I attended Gulbengian primary school. I was about to finish my primary school when the Islamic revolution took place and I had to change my school. So I spent the next two years in Arax secondary school. There I met one of my best friends who taught me the meaning of friendship with all of its aspects. At the same time I was attending an Armenian art club. I had an instructor there who used to teach us art. But what she taught me was beyond that. She was a very strict person in her profession and at the same time she was able to give love. She taught me “ to see “ everything around me and not just “ look “ at things. She let me experience the sensation of being rejected. I learned that asking for apology should not sound that difficult to a person. Her influence on me was so great that I would`ve been a different person, had I not met her.
During mid 80`s it was time for me to experience sorrow. Both my best friend and my instructor left Iran for good. My other friend died of a car accident and I was left alone.
I used to be a good student through the school years. But these events coincided with my final exams of the last year in high school.
Though I passed but my marks were not satisfactory at all and as a result I didn`t pass the entrance exam of the university. Then it was late in that summer when one of our neighbors suggested me to apply for a job in the kindergarten, where she used to work as a teacher.
The offer sounded quite interesting. So I applied and got the job. At the same time one of my friends told me that she had an extra registration form for the Iran Language Institute. I took the opportunity and continued learning English at the ILI.
This was somehow a turning point for me. I had lost many valuable things but these two new fields were great motivation for me to continue life! Children were giving me energy to flourish my instinctive love toward language.
At that time only those students who had studied social science in high school could choose language as a major in the university. Despite my father`s great encouragement for attending university I believed that my purpose was learning language and that was what I was getting at the ILI. Therefore I was not feeling the need to have a higher degree.

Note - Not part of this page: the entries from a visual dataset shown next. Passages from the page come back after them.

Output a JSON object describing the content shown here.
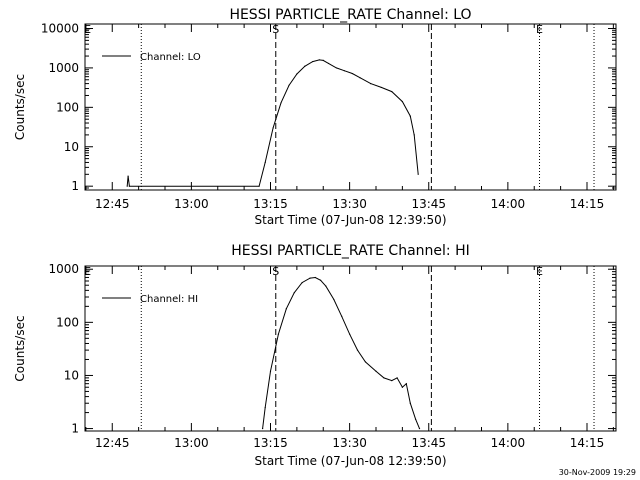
{
  "chart_data": [
    {
      "type": "line",
      "title": "HESSI PARTICLE_RATE Channel: LO",
      "xlabel": "Start Time (07-Jun-08 12:39:50)",
      "ylabel": "Counts/sec",
      "y_scale": "log",
      "xlim": [
        "12:39:50",
        "14:20:30"
      ],
      "ylim": [
        0.8,
        13000
      ],
      "x_ticks": [
        "12:45",
        "13:00",
        "13:15",
        "13:30",
        "13:45",
        "14:00",
        "14:15"
      ],
      "y_ticks": [
        "1",
        "10",
        "100",
        "1000",
        "10000"
      ],
      "legend_placement": "top-left",
      "series": [
        {
          "name": "Channel: LO",
          "x": [
            "12:47:50",
            "12:48:00",
            "12:48:15",
            "13:12:50",
            "13:14:00",
            "13:15:30",
            "13:17:00",
            "13:18:30",
            "13:20:00",
            "13:21:30",
            "13:23:00",
            "13:24:15",
            "13:25:00",
            "13:26:00",
            "13:27:30",
            "13:29:00",
            "13:30:30",
            "13:32:00",
            "13:34:00",
            "13:36:00",
            "13:38:00",
            "13:40:00",
            "13:41:30",
            "13:42:15",
            "13:43:00"
          ],
          "values": [
            1.0,
            1.8,
            1.0,
            1.0,
            4,
            30,
            130,
            360,
            700,
            1100,
            1450,
            1600,
            1550,
            1300,
            1000,
            850,
            720,
            560,
            400,
            320,
            250,
            140,
            60,
            20,
            2.0
          ]
        }
      ],
      "markers": {
        "vertical_dashed": [
          "13:16:00",
          "13:45:30"
        ],
        "vertical_dotted": [
          "12:50:30",
          "14:06:00",
          "14:16:20"
        ],
        "labels": [
          {
            "text": "E",
            "x": "12:40:20"
          },
          {
            "text": "S",
            "x": "13:16:00"
          },
          {
            "text": "E",
            "x": "14:06:00"
          }
        ]
      }
    },
    {
      "type": "line",
      "title": "HESSI PARTICLE_RATE Channel: HI",
      "xlabel": "Start Time (07-Jun-08 12:39:50)",
      "ylabel": "Counts/sec",
      "y_scale": "log",
      "xlim": [
        "12:39:50",
        "14:20:30"
      ],
      "ylim": [
        0.9,
        1150
      ],
      "x_ticks": [
        "12:45",
        "13:00",
        "13:15",
        "13:30",
        "13:45",
        "14:00",
        "14:15"
      ],
      "y_ticks": [
        "1",
        "10",
        "100",
        "1000"
      ],
      "legend_placement": "top-left",
      "series": [
        {
          "name": "Channel: HI",
          "x": [
            "13:13:30",
            "13:14:00",
            "13:15:00",
            "13:16:30",
            "13:18:00",
            "13:19:30",
            "13:21:00",
            "13:22:30",
            "13:23:30",
            "13:24:30",
            "13:25:30",
            "13:27:00",
            "13:28:30",
            "13:30:00",
            "13:31:30",
            "13:33:00",
            "13:35:00",
            "13:36:30",
            "13:38:00",
            "13:39:00",
            "13:40:00",
            "13:40:45",
            "13:41:30",
            "13:42:30",
            "13:43:15"
          ],
          "values": [
            1.0,
            2.5,
            12,
            60,
            180,
            360,
            560,
            680,
            700,
            620,
            480,
            270,
            130,
            60,
            30,
            18,
            12,
            9,
            8,
            9,
            6,
            7,
            3,
            1.5,
            1.0
          ]
        }
      ],
      "markers": {
        "vertical_dashed": [
          "13:16:00",
          "13:45:30"
        ],
        "vertical_dotted": [
          "12:50:30",
          "14:06:00",
          "14:16:20"
        ],
        "labels": [
          {
            "text": "E",
            "x": "12:40:20"
          },
          {
            "text": "S",
            "x": "13:16:00"
          },
          {
            "text": "E",
            "x": "14:06:00"
          }
        ]
      }
    }
  ],
  "footer": {
    "timestamp": "30-Nov-2009 19:29"
  }
}
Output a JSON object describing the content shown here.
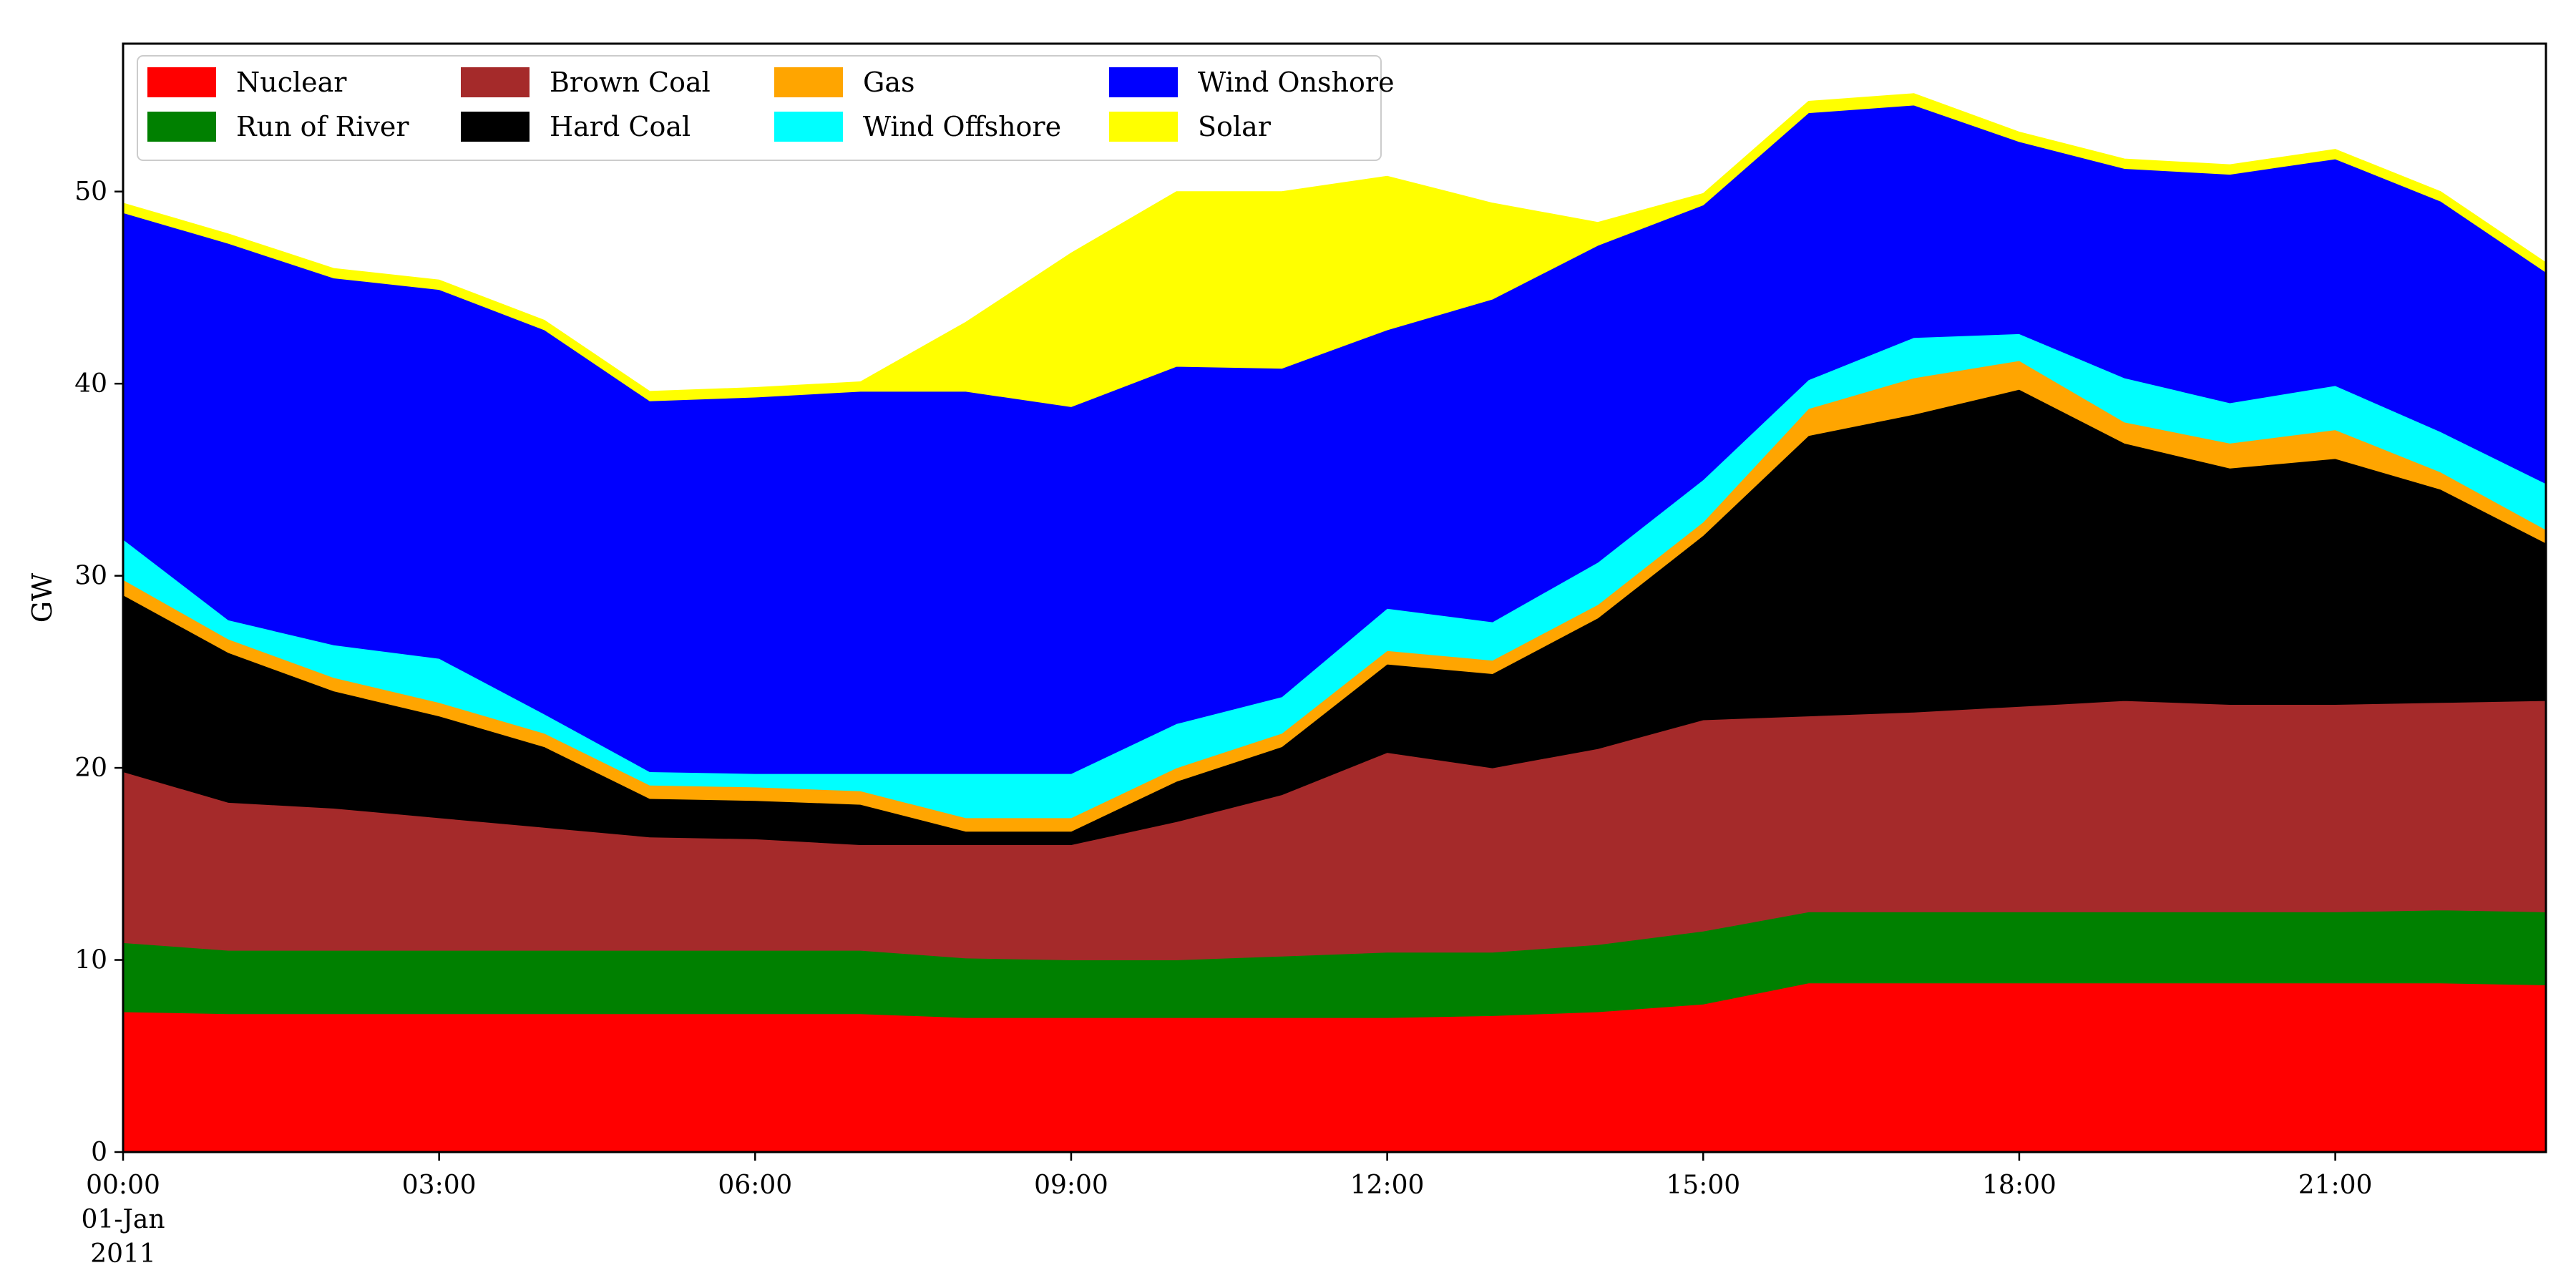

In 1991 I married. And at the same time one of the teachers at the ILI, who knew I was teaching in a kindergarten, and to whom I owe a lot, offered me to take part in the T.T.C of the ILI Young Adults department. This was a newly established department in the ILI at that time and they were in need of people with a satisfactory knowledge of English and interest in children and young adults.
The suggestion was quite fascinating and it would be an honor for me if I managed to pass the exam. The problem was that I was not sure I was capable enough to become an English teacher. My teacher encouraged me a lot . She reminded me of my teacher like attitude and pushed me to take part in the course.
Well, I took part in the exam and I made it! Becoming an English teacher was very challenging and made me continue my studies. Therefore I took part in F.C.E classes and got my First certificate from Cambridge University. I took part in C.P.E classes as well but didn`t continue because the classes weren`t held anymore.
A new phase of life began in 2000 when my daughter was born. Becoming a mother was so pleasant and I had to change my life style to some extent.
Throughout my life my father acted as a reminder and he kept on reminding me of not attending the university. And finally in 2006 I took part in the entrance exam and just at the time when my little daughter became a first grader in the elementary school, her mother became a first grader at the university. Now we are both studying.
You know… once I saw on a bulletin board “ This life is a test. It`s only a test. Had it been an actual life you would have received further instructions on where to go and what to do! ” Now I am curious to see what grade I can get at the end of this test.